The Air Force is also refining its eight-week Special Warfare Preparatory Course which is required for airmen interested in joining the Special Warfare community. The course is completed following graduation of basic training.
“In the past, candidates arrived unprepared both mentally and physically for the rigors of the Special Warfare pipeline, which drove historical levels of high attrition,” Chief Master Sgt. Todd Popovic, Special Warfare training wing command chief, said in a statement. “However, this course provides a firm foundation to educate and prepare each airman for what’s ahead and has proven to decrease attrition in the follow-on courses.”
Master Sgt. Michael Blout, superintendent of the course, said the Air Force is conducting better and more well-rounded training, which provides the service “with more capable operators straight out of the training pipeline,” he said.
So far, the program is paying dividends and officials have seen an improvement in the health of its student body, he said.
“On a day-to-day basis, our airmen are better equipped, better trained both physically and mentally than they ever have been in the past,” he said.
However, Blout noted that the effectiveness of the changes in the training process will best be measured in the long run.
“For us to effectively say that … we have changed the game, I think it will be a little bit too early, a little bit presumptuous of us to say that” now, he said. However, “we’re absolutely on the right track.”

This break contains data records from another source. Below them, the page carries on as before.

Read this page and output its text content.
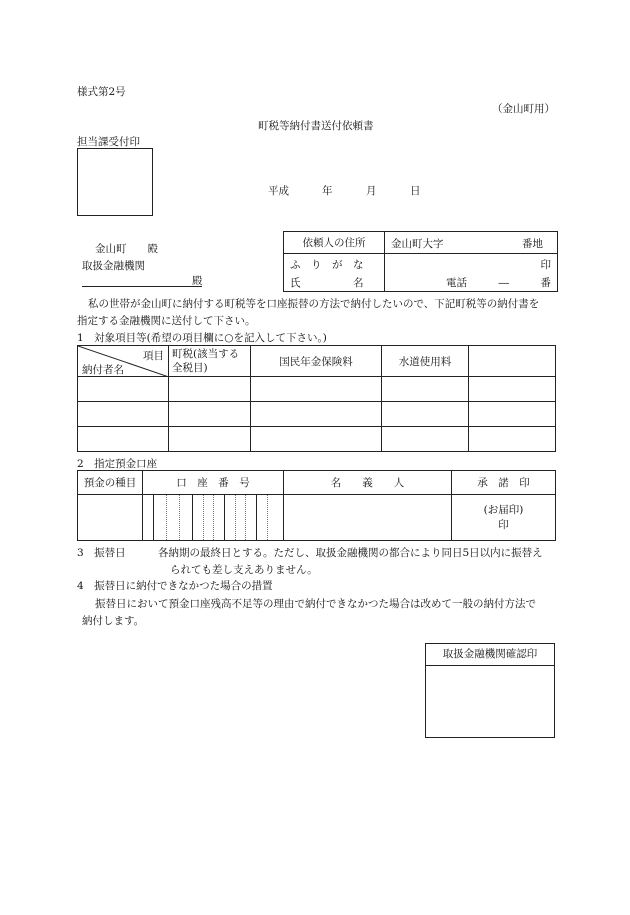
様式第2号
（金山町用）
町税等納付書送付依頼書
担当課受付印
平成	年	月	日
金山町　　殿
取扱金融機関
殿
依頼人の住所	金山町大字 番地

ふ　り　が　な
氏　　　　　名	印
電話　　　―　　　番
私の世帯が金山町に納付する町税等を口座振替の方法で納付したいので、下記町税等の納付書を
指定する金融機関に送付して下さい。
1　対象項目等(希望の項目欄に○を記入して下さい。)
項目
納付者名	町税(該当する全税目)	国民年金保険料	水道使用料	

2　指定預金口座
預金の種目	口　座　番　号	名　　義　　人	承　諾　印

			(お届印)
印
3　振替日	各納期の最終日とする。ただし、取扱金融機関の都合により同日5日以内に振替え
られても差し支えありません。
4　振替日に納付できなかつた場合の措置
振替日において預金口座残高不足等の理由で納付できなかつた場合は改めて一般の納付方法で
納付します。
取扱金融機関確認印
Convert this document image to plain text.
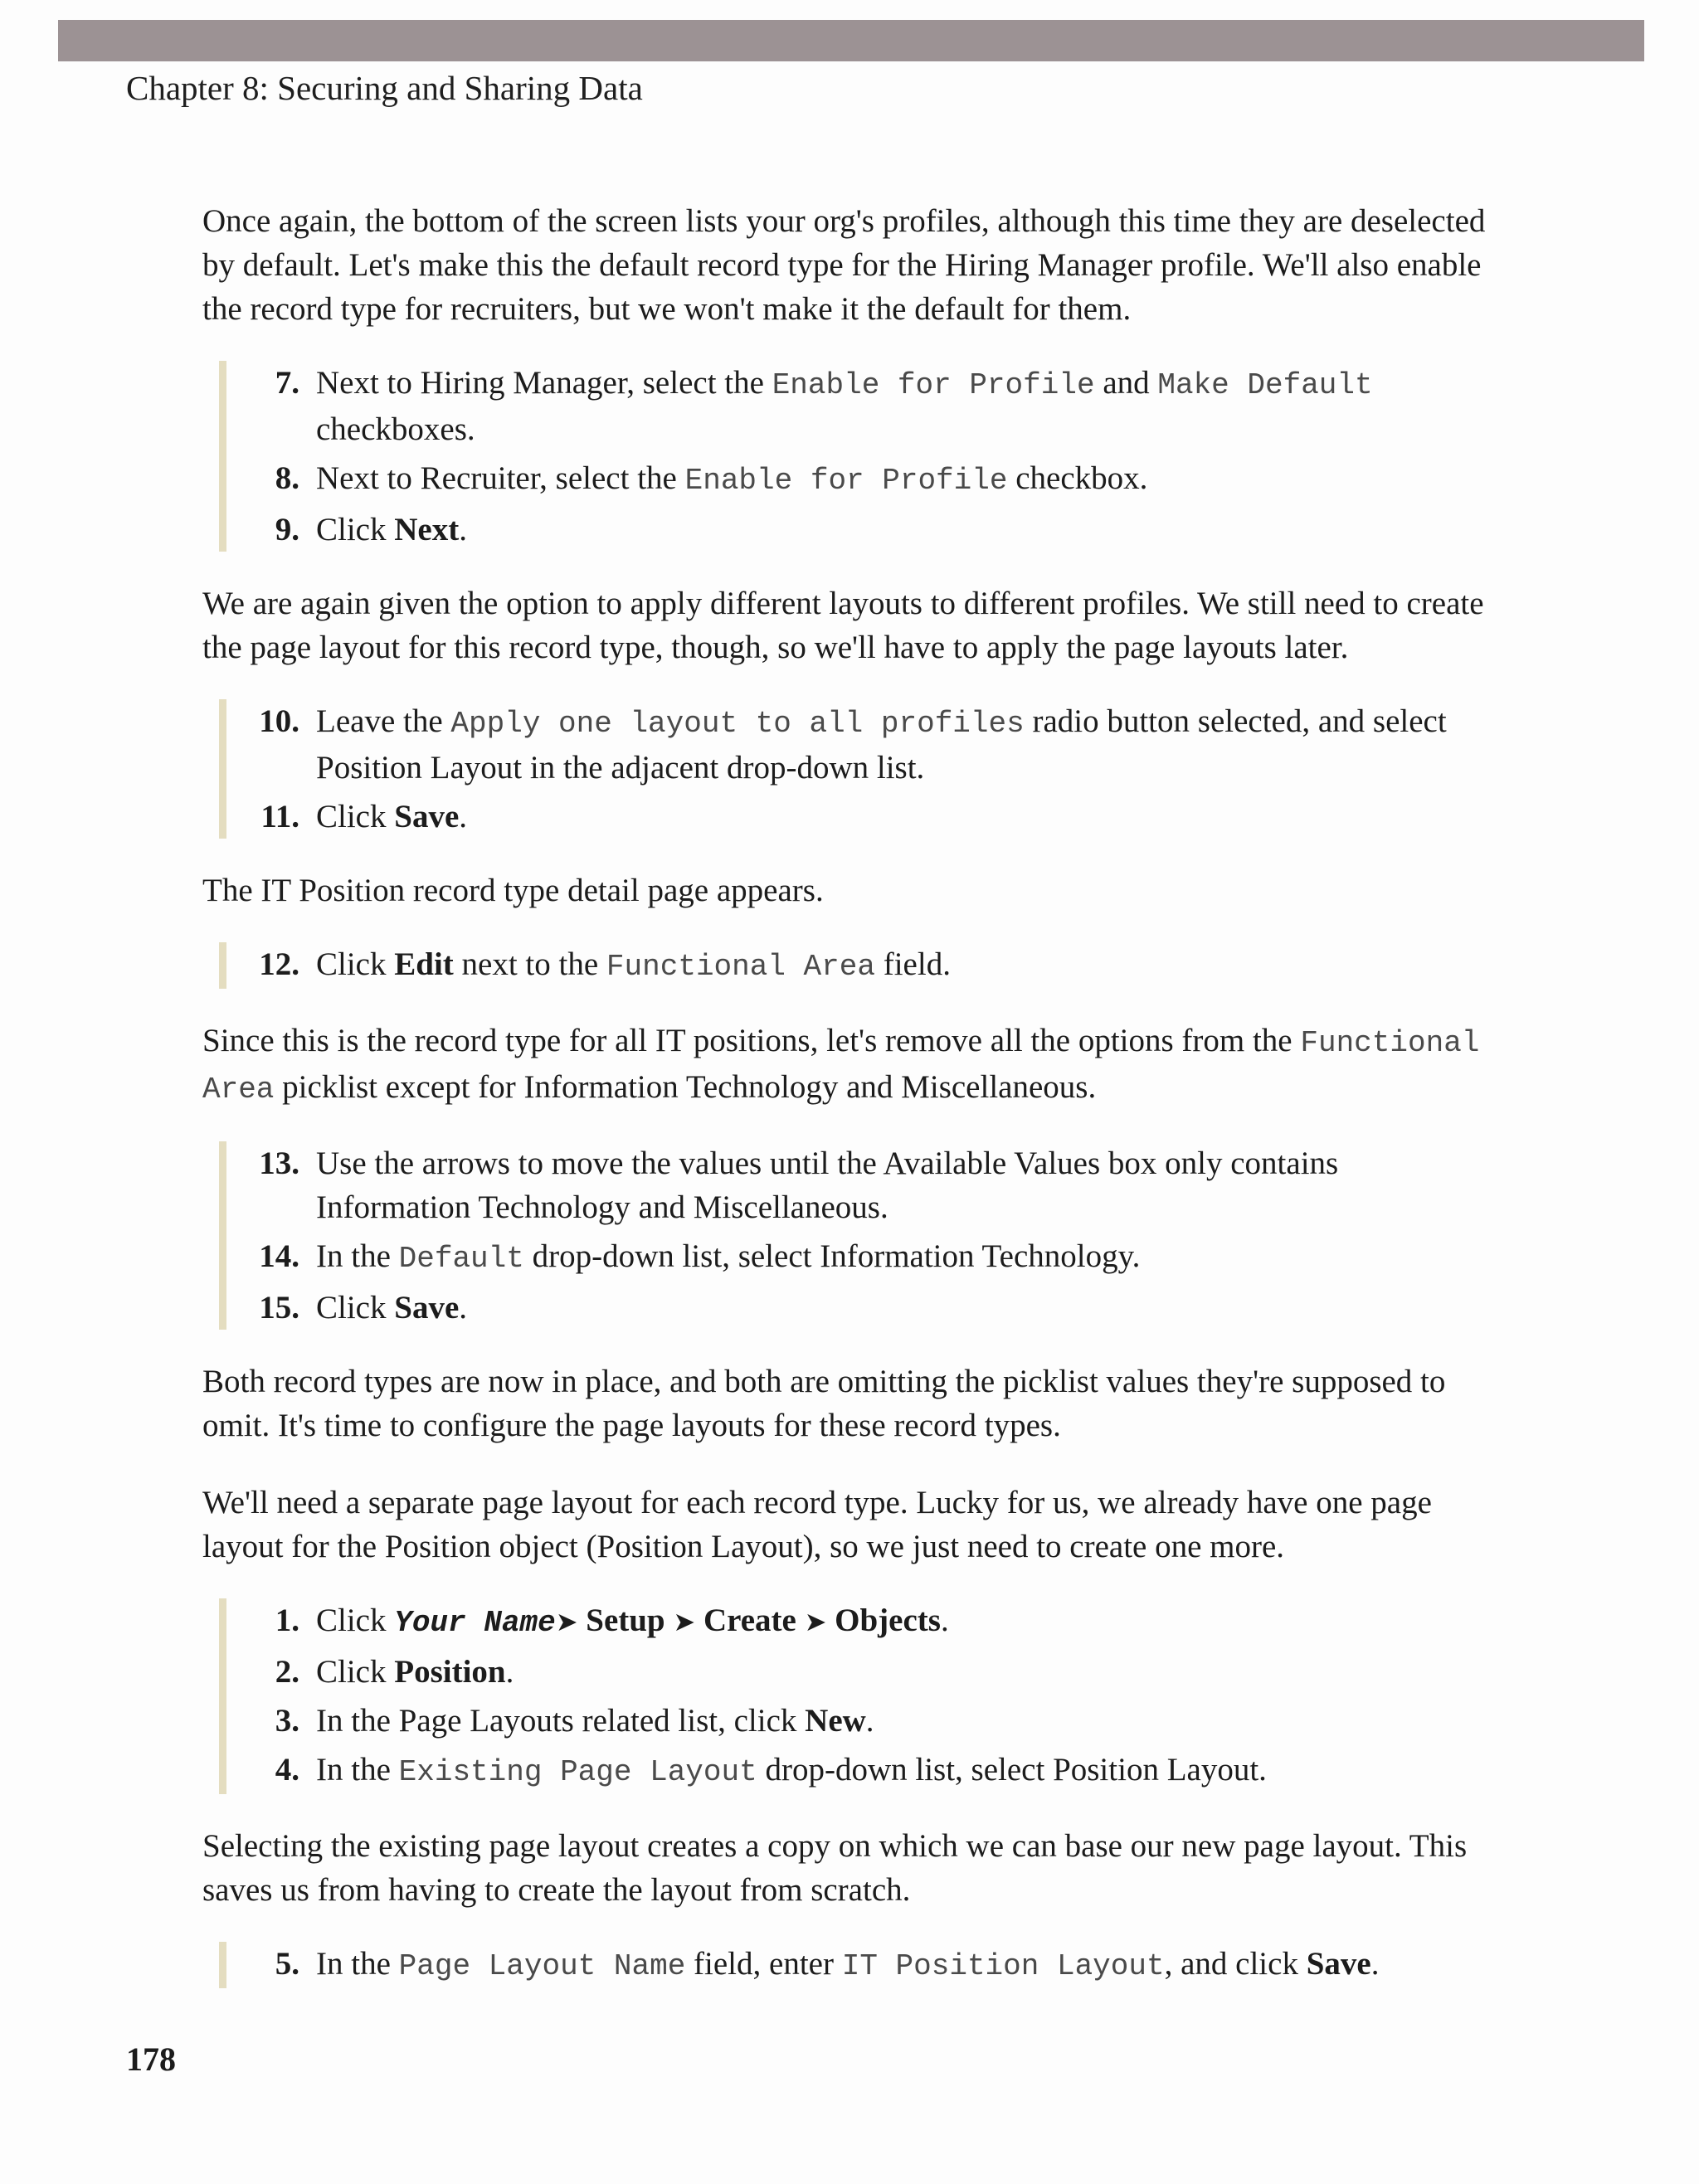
Chapter 8: Securing and Sharing Data

Once again, the bottom of the screen lists your org's profiles, although this time they are deselected by default. Let's make this the default record type for the Hiring Manager profile. We'll also enable the record type for recruiters, but we won't make it the default for them.

7. Next to Hiring Manager, select the Enable for Profile and Make Default checkboxes.
8. Next to Recruiter, select the Enable for Profile checkbox.
9. Click Next.

We are again given the option to apply different layouts to different profiles. We still need to create the page layout for this record type, though, so we'll have to apply the page layouts later.

10. Leave the Apply one layout to all profiles radio button selected, and select Position Layout in the adjacent drop-down list.
11. Click Save.

The IT Position record type detail page appears.

12. Click Edit next to the Functional Area field.

Since this is the record type for all IT positions, let's remove all the options from the Functional Area picklist except for Information Technology and Miscellaneous.

13. Use the arrows to move the values until the Available Values box only contains Information Technology and Miscellaneous.
14. In the Default drop-down list, select Information Technology.
15. Click Save.

Both record types are now in place, and both are omitting the picklist values they're supposed to omit. It's time to configure the page layouts for these record types.

We'll need a separate page layout for each record type. Lucky for us, we already have one page layout for the Position object (Position Layout), so we just need to create one more.

1. Click Your Name➤ Setup ➤ Create ➤ Objects.
2. Click Position.
3. In the Page Layouts related list, click New.
4. In the Existing Page Layout drop-down list, select Position Layout.

Selecting the existing page layout creates a copy on which we can base our new page layout. This saves us from having to create the layout from scratch.

5. In the Page Layout Name field, enter IT Position Layout, and click Save.
178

Blout — who has been in charge of the course since March 2020 — said it is constantly changing.
“In the world of sports medicine, nutrition, physicality, mental resilience — all of these are ever evolving and … [we’re] on the cutting edge of the forefront of trying to pioneer new TTP — tactics, techniques, and procedures — for how to train these young airmen, these weapons systems,” he said.
The organization is “mapping” the successful and unsuccessful traits of its candidates, examining what works and doesn’t work, and considering the right attributes a successful candidate should have, he noted.
The service is thinking about “what does a successful Special Warfare airman look like in the civilian realm, which will help us do targeted recruitment of individuals that we know are going to be closer to fitting the model of what fits into the Special Warfare or the SOF mold,” he said.